R. Sí, empecé a dictar cuando regresé a España en 1977 o 78, después de haber pasado doce años trabajando de telefonista en Londres, en el Banco Urquijo, je, je. En Madrid comencé a trabajar en otro banco, y como teníamos jornada continua, empezábamos a las 8 y salíamos a las 3. Luego, íbamos todos juntos a comer (yo, boquerones fritos), y luego tenía toda la tarde para trabajar, así que empecé a llamar a alguien para dictar y ya me acostumbré. Hace poco he descubierto que no soy tan raro, que el mismísimo Henry James escribió las complicadas tramas de La copa dorada dictándolas a un escribiente pelirrojo. Y que hizo lo mismo con su terrorífica Otra vuelta de tuerca, sin mostrar una sola emoción mientras dictaba.
P. Al final del libro, afirma que le horrorizan las redes, los tuits y los emails. ¿Por qué?
R. Antes me horrorizaban, pero ya no, sólo vivo al margen porque sigo prefiriendo charlar con unos pocos, contados, estupendos amigos, en conversaciones espontáneas, brillantes y bienhumoradas casi siempre, pero sin sobreexposiciones gratuitas. No me interesa ese vaciamiento constante del yo.
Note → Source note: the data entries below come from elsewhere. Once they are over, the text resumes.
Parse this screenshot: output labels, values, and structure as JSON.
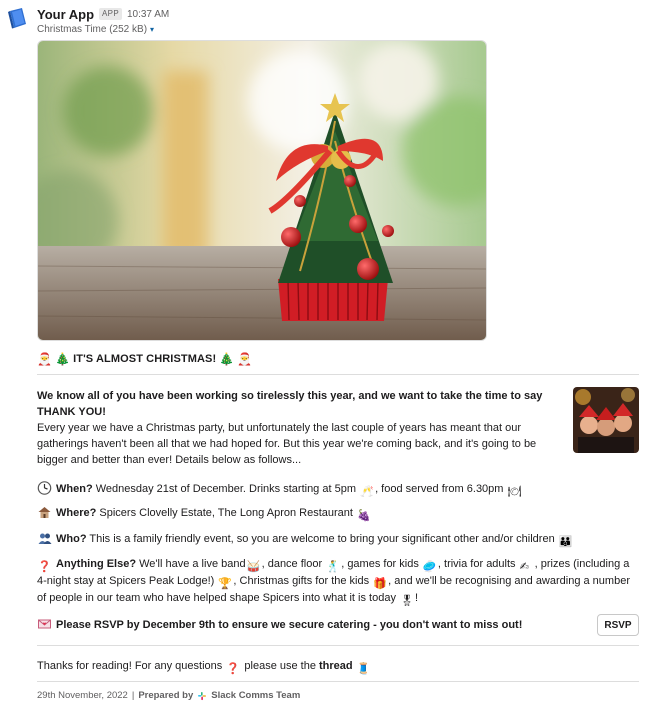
{
  "app": {
    "name": "Your App",
    "badge": "APP",
    "time": "10:37 AM"
  },
  "file": {
    "name": "Christmas Time (252 kB)",
    "caret": "▾"
  },
  "headline": {
    "text": "IT'S ALMOST CHRISTMAS!",
    "left_emoji": [
      "santa",
      "christmas-tree"
    ],
    "right_emoji": [
      "christmas-tree",
      "santa"
    ]
  },
  "intro": {
    "bold": "We know all of you have been working so tirelessly this year, and we want to take the time to say THANK YOU!",
    "body": "Every year we have a Christmas party, but unfortunately the last couple of years has meant that our gatherings haven't been all that we had hoped for. But this year we're coming back, and it's going to be bigger and better than ever! Details below as follows..."
  },
  "when": {
    "label": "When?",
    "text1": "Wednesday 21st of December. Drinks starting at 5pm",
    "text2": ", food served from 6.30pm"
  },
  "where": {
    "label": "Where?",
    "text": "Spicers Clovelly Estate, The Long Apron Restaurant"
  },
  "who": {
    "label": "Who?",
    "text": "This is a family friendly event, so you are welcome to bring your significant other and/or children"
  },
  "anything": {
    "label": "Anything Else?",
    "t1": "We'll have a live band",
    "t2": ", dance floor",
    "t3": ", games for kids",
    "t4": ", trivia for adults",
    "t5": ", prizes (including a 4-night stay at Spicers Peak Lodge!)",
    "t6": ", Christmas gifts for the kids",
    "t7": ", and we'll be recognising and awarding a number of people in our team who have helped shape Spicers into what it is today",
    "t8": "!"
  },
  "rsvp": {
    "text": "Please RSVP by December 9th to ensure we secure catering - you don't want to miss out!",
    "button": "RSVP"
  },
  "thanks": {
    "t1": "Thanks for reading! For any questions",
    "t2": "please use the",
    "thread": "thread"
  },
  "footer": {
    "date": "29th November, 2022",
    "sep": "|",
    "prepared": "Prepared by",
    "team": "Slack Comms Team"
  },
  "colors": {
    "muted": "#616061",
    "divider": "#dddddd",
    "link": "#1264a3"
  }
}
Ahora la gente lo cuenta todo, lo muestra todo, se sobreexpone gratuitamente, y yo no necesito enseñarlo todo, muy al contrario, necesito que mi vida privada sea como un iceberg, que solo muestre una décima parte de mis pensamientos, de mis sentimientos, de mi ser, mientras lo esencial sigue escondido, lejos de la vista de los demás.